In other words, a net fall in overall inventories could have stimulated a ramp-up in production. But we see a slow increase in volumes compared to the 2011-2015 and 2016-2020 episodes. And there are a couple of significant reasons for this.
First, the sale of oil from reserves aims to bring down the final price, which is not to the producers’ liking and is holding back investment. In the last couple of weeks, the number of working rigs in the US has been falling, clearly showing that businesses are in no hurry to sell oil at a discount from the free market, topping up reserves.
Secondly, production in the Permian Basin – the main shale production region of recent years – is declining. New drilling is going to make up for the exhausted fields. Increased rates and the promise to raise more, combined with rising wages, further hold back the process.

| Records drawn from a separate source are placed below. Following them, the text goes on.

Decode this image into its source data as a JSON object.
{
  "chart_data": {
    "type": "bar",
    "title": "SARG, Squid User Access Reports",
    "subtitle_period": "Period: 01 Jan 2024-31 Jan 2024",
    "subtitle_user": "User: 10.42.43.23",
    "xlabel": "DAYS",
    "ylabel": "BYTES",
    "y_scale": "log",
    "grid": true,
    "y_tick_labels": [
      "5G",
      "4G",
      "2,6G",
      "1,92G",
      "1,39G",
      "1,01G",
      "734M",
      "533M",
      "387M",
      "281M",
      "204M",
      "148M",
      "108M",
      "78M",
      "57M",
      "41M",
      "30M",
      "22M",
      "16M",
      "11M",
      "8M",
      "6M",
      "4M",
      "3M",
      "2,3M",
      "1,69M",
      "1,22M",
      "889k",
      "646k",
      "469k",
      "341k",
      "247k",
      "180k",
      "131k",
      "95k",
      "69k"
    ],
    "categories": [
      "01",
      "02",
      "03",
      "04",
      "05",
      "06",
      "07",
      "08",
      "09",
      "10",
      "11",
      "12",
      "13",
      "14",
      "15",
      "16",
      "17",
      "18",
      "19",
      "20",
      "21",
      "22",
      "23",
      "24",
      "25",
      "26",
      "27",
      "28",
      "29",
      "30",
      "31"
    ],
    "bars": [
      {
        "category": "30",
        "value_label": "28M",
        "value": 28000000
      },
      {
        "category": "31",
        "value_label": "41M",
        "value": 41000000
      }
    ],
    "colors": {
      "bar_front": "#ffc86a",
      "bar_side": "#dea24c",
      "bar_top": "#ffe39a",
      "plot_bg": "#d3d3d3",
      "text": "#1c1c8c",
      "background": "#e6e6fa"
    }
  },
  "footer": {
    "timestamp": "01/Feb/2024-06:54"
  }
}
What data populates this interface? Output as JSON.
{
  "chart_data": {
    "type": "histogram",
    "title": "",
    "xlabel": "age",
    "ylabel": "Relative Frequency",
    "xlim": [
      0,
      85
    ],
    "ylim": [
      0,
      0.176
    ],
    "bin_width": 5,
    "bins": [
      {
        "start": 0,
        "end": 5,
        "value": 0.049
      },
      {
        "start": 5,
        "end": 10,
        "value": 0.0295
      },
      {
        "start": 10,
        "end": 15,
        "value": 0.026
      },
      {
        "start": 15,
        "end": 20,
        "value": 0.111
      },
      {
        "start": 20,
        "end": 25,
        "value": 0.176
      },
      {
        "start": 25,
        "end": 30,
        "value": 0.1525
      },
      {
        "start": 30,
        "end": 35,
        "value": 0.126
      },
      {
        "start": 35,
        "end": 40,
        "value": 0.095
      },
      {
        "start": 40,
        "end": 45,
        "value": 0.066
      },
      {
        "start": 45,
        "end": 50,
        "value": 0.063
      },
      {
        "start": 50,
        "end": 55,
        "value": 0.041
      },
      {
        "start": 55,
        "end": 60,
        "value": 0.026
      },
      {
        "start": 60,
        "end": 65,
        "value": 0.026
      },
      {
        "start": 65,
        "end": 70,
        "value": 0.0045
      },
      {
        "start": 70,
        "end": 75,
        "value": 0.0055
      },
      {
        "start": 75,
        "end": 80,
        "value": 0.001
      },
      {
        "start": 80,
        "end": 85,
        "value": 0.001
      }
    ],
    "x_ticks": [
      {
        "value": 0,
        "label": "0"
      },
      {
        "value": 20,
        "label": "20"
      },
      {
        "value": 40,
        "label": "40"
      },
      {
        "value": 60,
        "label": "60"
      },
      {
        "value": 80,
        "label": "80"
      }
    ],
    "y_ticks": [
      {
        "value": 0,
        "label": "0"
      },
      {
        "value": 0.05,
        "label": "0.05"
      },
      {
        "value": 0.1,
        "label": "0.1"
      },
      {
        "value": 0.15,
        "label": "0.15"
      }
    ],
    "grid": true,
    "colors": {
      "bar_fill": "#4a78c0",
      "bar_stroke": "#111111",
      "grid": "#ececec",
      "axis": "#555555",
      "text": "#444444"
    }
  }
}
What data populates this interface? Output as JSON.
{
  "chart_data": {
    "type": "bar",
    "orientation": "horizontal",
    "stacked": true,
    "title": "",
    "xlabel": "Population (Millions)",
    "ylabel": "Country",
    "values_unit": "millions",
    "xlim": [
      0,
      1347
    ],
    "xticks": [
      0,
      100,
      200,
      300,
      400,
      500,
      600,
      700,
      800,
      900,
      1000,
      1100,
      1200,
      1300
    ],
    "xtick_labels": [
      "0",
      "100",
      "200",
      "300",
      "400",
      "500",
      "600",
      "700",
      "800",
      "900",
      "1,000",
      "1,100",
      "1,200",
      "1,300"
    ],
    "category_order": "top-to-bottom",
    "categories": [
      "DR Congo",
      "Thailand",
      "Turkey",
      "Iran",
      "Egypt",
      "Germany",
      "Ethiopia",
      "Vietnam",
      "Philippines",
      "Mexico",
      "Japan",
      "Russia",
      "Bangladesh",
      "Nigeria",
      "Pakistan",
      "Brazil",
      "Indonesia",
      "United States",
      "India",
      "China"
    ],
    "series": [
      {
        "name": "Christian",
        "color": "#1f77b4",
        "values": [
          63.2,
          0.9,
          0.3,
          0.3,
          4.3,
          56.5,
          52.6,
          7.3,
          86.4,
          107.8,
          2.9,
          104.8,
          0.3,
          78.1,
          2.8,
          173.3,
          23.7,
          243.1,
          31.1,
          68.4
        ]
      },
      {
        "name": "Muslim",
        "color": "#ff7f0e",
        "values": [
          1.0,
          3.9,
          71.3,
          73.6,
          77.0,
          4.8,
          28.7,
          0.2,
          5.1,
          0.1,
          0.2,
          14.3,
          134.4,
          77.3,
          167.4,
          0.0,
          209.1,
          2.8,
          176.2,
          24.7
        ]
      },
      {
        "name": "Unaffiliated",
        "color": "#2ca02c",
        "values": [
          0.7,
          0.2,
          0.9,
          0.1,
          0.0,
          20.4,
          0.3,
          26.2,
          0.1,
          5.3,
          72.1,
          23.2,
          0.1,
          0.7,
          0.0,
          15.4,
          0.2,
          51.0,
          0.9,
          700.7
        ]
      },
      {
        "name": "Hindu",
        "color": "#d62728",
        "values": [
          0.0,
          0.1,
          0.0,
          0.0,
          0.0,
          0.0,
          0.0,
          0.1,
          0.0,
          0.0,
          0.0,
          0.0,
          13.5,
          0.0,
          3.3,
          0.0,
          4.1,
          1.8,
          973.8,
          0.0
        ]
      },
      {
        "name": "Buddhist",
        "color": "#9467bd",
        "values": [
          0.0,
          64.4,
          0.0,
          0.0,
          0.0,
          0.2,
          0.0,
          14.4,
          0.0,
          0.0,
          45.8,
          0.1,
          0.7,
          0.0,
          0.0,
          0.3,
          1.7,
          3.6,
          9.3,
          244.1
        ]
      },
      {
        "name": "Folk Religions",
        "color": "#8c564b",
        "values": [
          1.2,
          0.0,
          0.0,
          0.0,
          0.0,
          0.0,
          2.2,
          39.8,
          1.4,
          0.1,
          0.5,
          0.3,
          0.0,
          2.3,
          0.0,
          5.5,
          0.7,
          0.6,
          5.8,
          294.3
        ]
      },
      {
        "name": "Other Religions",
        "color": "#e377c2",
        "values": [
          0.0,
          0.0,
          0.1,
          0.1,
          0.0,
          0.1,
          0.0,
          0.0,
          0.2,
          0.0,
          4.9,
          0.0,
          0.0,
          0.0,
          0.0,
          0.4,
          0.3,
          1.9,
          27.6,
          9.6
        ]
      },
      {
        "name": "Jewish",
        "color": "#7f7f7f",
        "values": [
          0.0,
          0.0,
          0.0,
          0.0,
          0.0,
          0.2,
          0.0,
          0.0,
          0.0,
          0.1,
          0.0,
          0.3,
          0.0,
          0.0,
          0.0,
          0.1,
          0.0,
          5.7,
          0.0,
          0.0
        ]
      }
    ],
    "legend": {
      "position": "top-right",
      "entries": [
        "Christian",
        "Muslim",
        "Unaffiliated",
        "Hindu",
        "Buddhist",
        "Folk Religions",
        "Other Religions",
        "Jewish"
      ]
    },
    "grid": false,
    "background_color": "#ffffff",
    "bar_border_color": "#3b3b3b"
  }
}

As if that were not enough, US producers said Europe should not expect further supply increases. Perhaps this signals that companies following OPEC have switched from fighting for market share to maximising profits.
As a result, we see gains in oil and gas prices over the last week against a general decline in financial markets. At the same time, we believe that the US government is unlikely to quickly abandon its oil price restraint policy, postponing the restocking momentum.
Investors and traders should also remember that a decisive policy tightening, by historical standards, puts additional pressure on prices. In our view, the downward momentum in oil prices is not over yet, although local attempts for WTI to exceed $91.50 and for Brent to return to $97 cannot be ruled out.